AMD/ARM's HSA doesn't need OpenCL (although it will support OpenCL 2.0 which is much more optimized for heterogeneous computing). I guess you're talking about the current state of GPU computing. The next-generation, that will be based on HSA, should be much better. You can even use Java or other languages to write for it.
The Xeon Phi is a fascinating exercise in futurology. It may face strong competition from GPUs in HPC environments, but future end-user non-specialised processors will probably have more cores than current designs and any effort optimising code to run on more cores than currently available is an investment that'll bear fruit in the future.
It is different in that it looks general purpose enough (it looks like a lot of Atom-like cores with wider SIMD units hooked up to a pool of shared memory) and in that it can run off-the-shelf software (albeit poorly).

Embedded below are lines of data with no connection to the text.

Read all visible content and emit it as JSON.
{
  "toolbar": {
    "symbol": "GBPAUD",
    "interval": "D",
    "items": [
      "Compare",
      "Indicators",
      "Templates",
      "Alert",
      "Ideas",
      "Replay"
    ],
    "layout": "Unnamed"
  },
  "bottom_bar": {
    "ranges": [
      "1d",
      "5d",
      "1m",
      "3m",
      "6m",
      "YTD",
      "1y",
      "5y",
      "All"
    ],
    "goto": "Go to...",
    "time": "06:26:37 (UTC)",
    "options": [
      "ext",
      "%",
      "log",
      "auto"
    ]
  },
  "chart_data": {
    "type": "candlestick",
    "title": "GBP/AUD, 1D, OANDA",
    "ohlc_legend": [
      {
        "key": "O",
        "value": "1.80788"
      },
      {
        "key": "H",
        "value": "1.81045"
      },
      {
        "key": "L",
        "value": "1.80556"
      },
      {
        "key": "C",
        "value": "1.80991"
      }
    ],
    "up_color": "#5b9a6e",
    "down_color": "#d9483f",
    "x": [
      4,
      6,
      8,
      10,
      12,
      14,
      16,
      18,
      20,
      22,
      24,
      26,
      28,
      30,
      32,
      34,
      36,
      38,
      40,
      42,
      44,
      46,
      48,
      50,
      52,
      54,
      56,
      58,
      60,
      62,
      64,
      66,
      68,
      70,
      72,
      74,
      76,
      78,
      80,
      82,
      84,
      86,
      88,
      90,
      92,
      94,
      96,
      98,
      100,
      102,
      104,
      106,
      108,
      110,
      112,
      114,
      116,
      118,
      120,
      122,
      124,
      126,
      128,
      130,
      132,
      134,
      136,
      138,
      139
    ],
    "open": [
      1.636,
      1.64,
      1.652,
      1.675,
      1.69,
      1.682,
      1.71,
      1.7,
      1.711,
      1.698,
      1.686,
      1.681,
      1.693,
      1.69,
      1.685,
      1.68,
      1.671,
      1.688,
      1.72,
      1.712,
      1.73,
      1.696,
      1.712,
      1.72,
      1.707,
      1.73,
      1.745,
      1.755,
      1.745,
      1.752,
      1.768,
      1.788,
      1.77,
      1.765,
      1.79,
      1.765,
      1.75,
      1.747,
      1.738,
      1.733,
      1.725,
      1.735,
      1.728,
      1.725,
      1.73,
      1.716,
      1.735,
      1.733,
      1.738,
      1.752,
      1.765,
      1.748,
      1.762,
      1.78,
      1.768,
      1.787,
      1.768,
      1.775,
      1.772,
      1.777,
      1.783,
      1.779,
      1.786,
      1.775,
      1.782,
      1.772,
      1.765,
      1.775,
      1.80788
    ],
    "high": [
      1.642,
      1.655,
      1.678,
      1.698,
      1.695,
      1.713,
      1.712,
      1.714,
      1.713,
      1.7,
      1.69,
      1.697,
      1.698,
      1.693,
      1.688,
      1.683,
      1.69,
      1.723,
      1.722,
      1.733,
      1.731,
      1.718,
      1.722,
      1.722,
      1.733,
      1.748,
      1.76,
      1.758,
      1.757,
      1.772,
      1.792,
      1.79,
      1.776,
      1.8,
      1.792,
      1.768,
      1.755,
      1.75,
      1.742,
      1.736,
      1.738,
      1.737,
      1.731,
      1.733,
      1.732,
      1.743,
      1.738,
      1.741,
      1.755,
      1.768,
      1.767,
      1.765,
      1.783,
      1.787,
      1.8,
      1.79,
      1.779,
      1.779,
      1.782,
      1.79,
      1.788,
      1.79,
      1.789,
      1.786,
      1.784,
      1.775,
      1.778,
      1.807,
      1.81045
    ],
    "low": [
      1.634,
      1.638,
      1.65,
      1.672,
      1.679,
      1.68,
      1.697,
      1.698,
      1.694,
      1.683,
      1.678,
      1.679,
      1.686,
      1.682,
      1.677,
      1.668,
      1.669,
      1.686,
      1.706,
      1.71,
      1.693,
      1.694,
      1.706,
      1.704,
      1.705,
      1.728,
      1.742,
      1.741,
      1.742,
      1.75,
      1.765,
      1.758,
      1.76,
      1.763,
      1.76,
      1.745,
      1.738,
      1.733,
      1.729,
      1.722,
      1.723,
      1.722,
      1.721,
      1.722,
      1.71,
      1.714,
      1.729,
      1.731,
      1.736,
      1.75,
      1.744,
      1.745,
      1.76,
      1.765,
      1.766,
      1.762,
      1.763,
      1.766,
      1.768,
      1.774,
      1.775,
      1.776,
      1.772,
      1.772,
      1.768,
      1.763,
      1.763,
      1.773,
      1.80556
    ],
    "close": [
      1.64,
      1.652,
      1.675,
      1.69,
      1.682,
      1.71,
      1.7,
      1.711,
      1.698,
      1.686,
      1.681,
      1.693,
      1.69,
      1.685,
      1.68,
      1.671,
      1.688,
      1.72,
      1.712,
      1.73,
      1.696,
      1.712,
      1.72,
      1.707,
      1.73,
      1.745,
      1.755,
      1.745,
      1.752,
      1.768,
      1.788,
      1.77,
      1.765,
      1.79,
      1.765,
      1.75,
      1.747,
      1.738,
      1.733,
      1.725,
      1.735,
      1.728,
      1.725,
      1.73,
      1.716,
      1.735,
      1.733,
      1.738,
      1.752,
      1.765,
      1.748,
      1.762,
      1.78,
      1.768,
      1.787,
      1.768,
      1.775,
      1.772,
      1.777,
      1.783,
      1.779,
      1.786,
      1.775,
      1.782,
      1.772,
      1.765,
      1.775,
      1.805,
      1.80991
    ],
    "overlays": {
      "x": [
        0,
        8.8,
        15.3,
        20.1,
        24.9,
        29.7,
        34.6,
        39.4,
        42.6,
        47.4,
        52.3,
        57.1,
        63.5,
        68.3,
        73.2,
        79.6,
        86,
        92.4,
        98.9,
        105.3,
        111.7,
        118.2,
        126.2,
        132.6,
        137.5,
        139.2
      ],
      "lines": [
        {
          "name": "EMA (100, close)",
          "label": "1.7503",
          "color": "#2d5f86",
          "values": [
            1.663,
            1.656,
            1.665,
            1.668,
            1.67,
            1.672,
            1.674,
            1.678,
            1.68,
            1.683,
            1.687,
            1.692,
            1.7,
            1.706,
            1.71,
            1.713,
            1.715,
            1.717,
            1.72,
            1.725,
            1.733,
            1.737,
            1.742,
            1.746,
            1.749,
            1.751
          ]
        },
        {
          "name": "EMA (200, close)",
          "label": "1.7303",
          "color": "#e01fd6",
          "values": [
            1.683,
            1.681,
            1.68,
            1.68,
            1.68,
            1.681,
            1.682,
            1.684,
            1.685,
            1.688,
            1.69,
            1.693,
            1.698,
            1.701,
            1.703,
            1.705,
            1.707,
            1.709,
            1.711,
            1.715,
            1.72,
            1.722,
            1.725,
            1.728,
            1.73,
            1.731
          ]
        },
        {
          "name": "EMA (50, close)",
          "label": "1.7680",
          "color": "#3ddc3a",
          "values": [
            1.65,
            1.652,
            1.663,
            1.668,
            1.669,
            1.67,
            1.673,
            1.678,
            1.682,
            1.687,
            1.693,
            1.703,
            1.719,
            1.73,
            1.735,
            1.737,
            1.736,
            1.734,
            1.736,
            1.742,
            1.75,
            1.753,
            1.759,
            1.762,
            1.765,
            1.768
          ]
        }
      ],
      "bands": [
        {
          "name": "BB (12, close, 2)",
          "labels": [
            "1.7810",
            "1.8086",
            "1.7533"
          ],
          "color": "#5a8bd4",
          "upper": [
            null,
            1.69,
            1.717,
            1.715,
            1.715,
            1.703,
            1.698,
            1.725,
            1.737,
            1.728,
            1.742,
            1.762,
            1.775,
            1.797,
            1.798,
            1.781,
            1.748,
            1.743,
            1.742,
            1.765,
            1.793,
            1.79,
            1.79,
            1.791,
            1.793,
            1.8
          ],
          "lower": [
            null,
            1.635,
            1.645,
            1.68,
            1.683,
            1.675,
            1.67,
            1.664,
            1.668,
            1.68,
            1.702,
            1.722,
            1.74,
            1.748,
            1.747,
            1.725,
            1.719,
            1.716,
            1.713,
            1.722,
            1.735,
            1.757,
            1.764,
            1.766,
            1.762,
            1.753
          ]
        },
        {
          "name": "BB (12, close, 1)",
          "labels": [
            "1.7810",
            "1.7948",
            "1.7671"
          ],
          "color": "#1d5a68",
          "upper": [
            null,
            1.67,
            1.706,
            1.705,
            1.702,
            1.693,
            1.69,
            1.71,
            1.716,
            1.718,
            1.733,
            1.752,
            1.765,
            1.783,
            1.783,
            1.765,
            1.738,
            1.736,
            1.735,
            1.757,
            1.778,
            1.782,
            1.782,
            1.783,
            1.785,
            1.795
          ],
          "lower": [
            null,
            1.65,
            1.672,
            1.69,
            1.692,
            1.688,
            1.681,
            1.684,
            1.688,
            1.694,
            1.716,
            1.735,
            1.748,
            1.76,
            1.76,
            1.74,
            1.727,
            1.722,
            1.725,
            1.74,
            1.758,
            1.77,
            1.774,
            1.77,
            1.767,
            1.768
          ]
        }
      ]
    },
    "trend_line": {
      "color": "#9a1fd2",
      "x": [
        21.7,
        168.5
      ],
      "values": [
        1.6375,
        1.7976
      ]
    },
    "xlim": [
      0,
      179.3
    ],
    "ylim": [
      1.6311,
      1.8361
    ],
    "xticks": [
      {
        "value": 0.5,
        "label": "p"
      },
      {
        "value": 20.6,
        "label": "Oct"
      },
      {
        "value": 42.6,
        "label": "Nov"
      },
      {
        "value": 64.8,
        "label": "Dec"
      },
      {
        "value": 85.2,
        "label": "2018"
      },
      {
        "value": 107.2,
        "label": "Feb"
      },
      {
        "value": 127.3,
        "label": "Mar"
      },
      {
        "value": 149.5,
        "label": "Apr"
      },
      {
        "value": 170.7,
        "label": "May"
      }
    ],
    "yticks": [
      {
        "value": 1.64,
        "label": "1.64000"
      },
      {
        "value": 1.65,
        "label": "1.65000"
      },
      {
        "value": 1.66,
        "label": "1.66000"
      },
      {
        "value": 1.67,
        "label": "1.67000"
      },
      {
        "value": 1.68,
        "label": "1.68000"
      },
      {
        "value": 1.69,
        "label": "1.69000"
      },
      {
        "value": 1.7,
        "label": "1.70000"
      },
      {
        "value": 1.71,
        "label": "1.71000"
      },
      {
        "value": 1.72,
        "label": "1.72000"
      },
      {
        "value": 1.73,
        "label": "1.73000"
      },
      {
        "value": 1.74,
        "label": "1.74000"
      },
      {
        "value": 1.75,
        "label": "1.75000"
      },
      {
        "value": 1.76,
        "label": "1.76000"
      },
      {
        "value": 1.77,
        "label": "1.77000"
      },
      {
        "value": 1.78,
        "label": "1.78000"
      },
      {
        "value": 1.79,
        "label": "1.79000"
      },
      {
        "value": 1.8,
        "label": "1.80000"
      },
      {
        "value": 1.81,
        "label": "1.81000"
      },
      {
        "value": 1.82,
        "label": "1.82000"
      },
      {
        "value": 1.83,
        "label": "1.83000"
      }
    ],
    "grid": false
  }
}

Learning to make it run effectively may give you some insight on how to persuade your personal computer of 2024 to use all its cores and make your browsing experience better.
http://en.wikipedia.org/wiki/Xeon_Phi
The cheapest one has 57 cores, 28.5 MB L2 cache, up to 6 GB RAM but 240 GB/s RAM bandwidth over 12 channels:
http://ark.intel.com/products/75797/Intel-Xeon-Phi-Coprocess...
Anybody knows some "prosumer" product (and its price when equipped with 6 GB) that uses Xeon Phi?